The Magellan spacecraft has returned to routine radar mapping of Venus following a weekend incident that caused the loss of data from four mapping orbits.
Late Friday evening Magellan controllers commanded the spacecraft to update its computer so the radar mapping would precisely match the most recent spacecraft tracking data. Because of an error in the preparation or transmission of the set of commands, the spacecraft received individual commands without adequate time separation.
Following spacecraft procedures, at 7:11 p.m. PST, the spacecraft's command computer placed the spacecraft in a "safe mode," pointing the high-gain antenna toward Earth and turning off the radar sensor, tape recorders and the high-data rate (1,200 bits per second) transmitter.
Contact with the spacecraft was not lost and engineering telemetry continued to be received at the lower rate of 40 bits per second.
At the time of the incident, the spacecraft had just completed mapping over the western part of Aphrodite, the large equatorial upland of Venus.

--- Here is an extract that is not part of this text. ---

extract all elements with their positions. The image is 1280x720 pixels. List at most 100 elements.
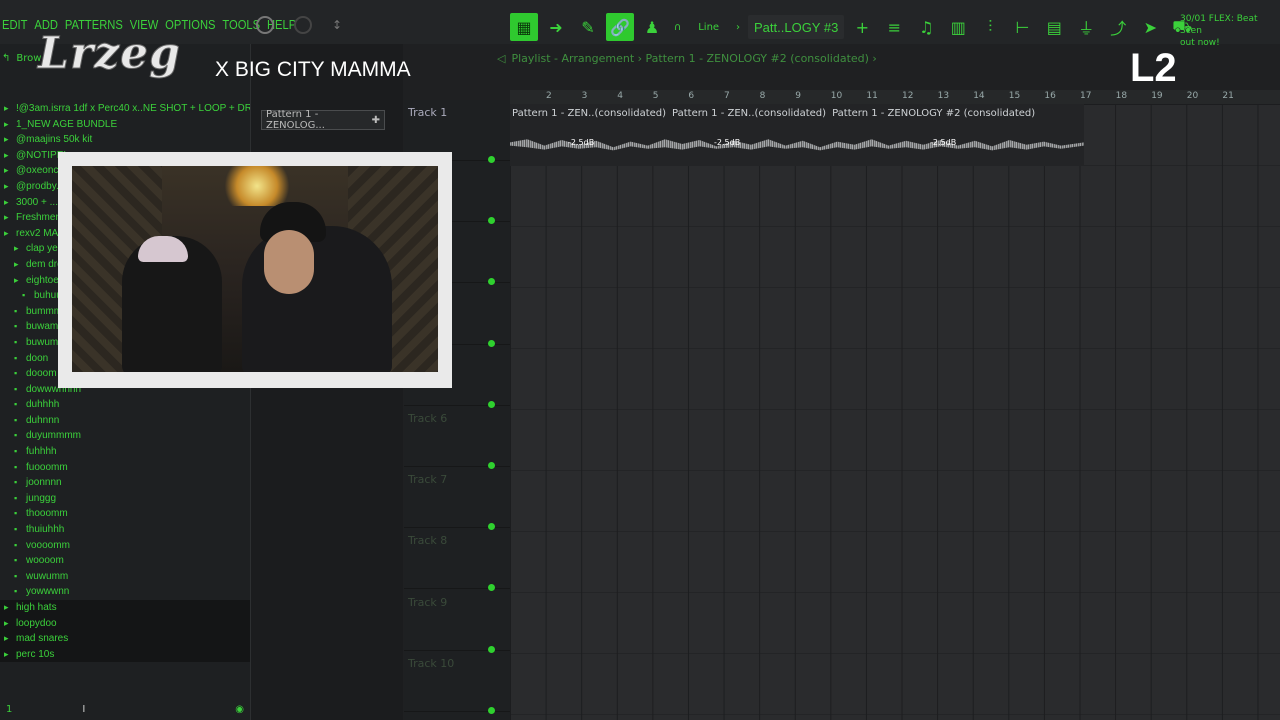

The mapping data was on the tape recorder ready for playback.
Engineers worked through the night and returned thespacecraft to normal operations. At 8:08 a.m. PST Saturday, the onboard computer sequence resumed with the playback of the mapping orbit obtained immediately before the command error.
The first star calibration performed after operations resumed showed the spacecraft's pointing error was only 0.06 of a degree away from its target.
Project flight controllers said the project has received 97.2 percent of the radar image data since planned mapping was started on Sept. 15, keeping the spacecraft on target to meet the project's goal of 70 percent coverage of Venus during the first mapping cycle.